2. Tell us about your research interests! Feel free to share any relevant links to websites or CVs if you have them.

  • I study everyday, playful digital cultures and boundary-crossing technology practices, focusing on norms and categories. The questions that have inspired my research are: What does it mean to be human and/or real in mediated communicative environments? How do we want to live together? These questions are motivated by my passion for inclusivity and diversity. They are questions about inclusion/exclusion, power, and accountability. I am currently working on my first book project on the social and cultural implications of “humanlike” virtual influencers (CGI influencers), in which I critically trace various (hidden) people, things, and structures. I have also investigated the questions through video games, hybrid technologies, and Korean digital cultures and feminism. I specialize in qualitative research, but I also enjoy collaborating on quantitative, computational, and mixed-method projects.
  • Read more about my research on my website: https://www.doowndonnakim.com/.

 

3. Any recent conferences attended? Any publications you’d like to shout out?

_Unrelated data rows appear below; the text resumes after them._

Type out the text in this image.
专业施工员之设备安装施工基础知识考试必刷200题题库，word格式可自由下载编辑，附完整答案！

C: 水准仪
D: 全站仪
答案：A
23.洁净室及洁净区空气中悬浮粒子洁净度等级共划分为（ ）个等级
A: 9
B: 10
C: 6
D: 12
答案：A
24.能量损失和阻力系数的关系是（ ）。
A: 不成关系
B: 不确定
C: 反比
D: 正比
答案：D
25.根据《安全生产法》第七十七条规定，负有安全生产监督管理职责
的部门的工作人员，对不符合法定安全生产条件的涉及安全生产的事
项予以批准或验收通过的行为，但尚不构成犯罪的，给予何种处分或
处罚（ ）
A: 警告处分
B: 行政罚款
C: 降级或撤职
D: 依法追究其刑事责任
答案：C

  • In the 2023-24 school year, I was accepted to four conferences. I presented on augmented reality (AR) parody K-pop virtual idols and authenticity in Philadelphia (Association of Internet Researchers), Korean gay dating apps and hybrid space in National Harbor (National Communication Association), and nostalgia mobile gaming and platformization in Boston (Society for Cinema and Media Studies). These were solo presentations, but I love thinking together with students and colleagues, too. This summer, our first-year PhD student Michel Maksimova and I will be presenting on games and civic imagination on war at the Digital Games Research Association’s 2024 conference, held in Guadalajara, Mexico.
  • From my 2023-24 publications, my New Media & Society article ““Pay for Your Choices”: Deconstructing Neoliberal Choice in Free-to-play Interactive Fiction Games” well demonstrates my line of thinking around video games and technologies, and it has been a wonderful resource for my teaching as well. “Real But Fake, Real Because Fake: Technologically Augmented K-pop Idols and Meta-authenticity” in AoIR Selected Papers of Internet Research hints at what I have been developing in my book project on “humanlike” virtual influencers. I have some more upcoming works that I am excited about, such as the Forum on food and civic imagination “Feeding the Civic Imagination” that I organized with Sangita Shresthova and Paulina Lanz for Lateral: Journal of the Cultural Studies Association (in press, expected Spring 2024) and other works under review or in preparation on topics like virtual influencers and AI. I also write more teaching-friendly, broader readership-friendly pieces on (Korean) media and digital cultures. My most recent piece would be ““Girl Crush” K-pop Idols: A Conversation between Korean, Chinese, and US Aca-fans” on Pop Junctions that I worked on with Lenore Wang and Henry Jenkins.

 

4. What are you excited for in the future regarding Communication at UIC?

  • Communication is an area that is marked by and is marking its core role in the future with its interconnectedness and applicability. UIC’s Department of Communication’s research innovativeness and continuous support for cultural, social inquiries on emerging sociotechnical systems and actors, such as AI, robots, and hybrid realities, and their relationship with humans excite me. I am excited to contribute to the future of communication academically and practically through my work on virtual influencers and more. I am also excited to continue to work with UIC’s amazing students. Their passion and diverse experiences inspire me, and it has been wonderful seeing them apply their critical thinking and research skills in their respective career paths. I will be teaching a graduate seminar for the first time at UIC in the 2024-25 school year, so I am greatly looking forward to the opportunity to work closely with our graduate students, too.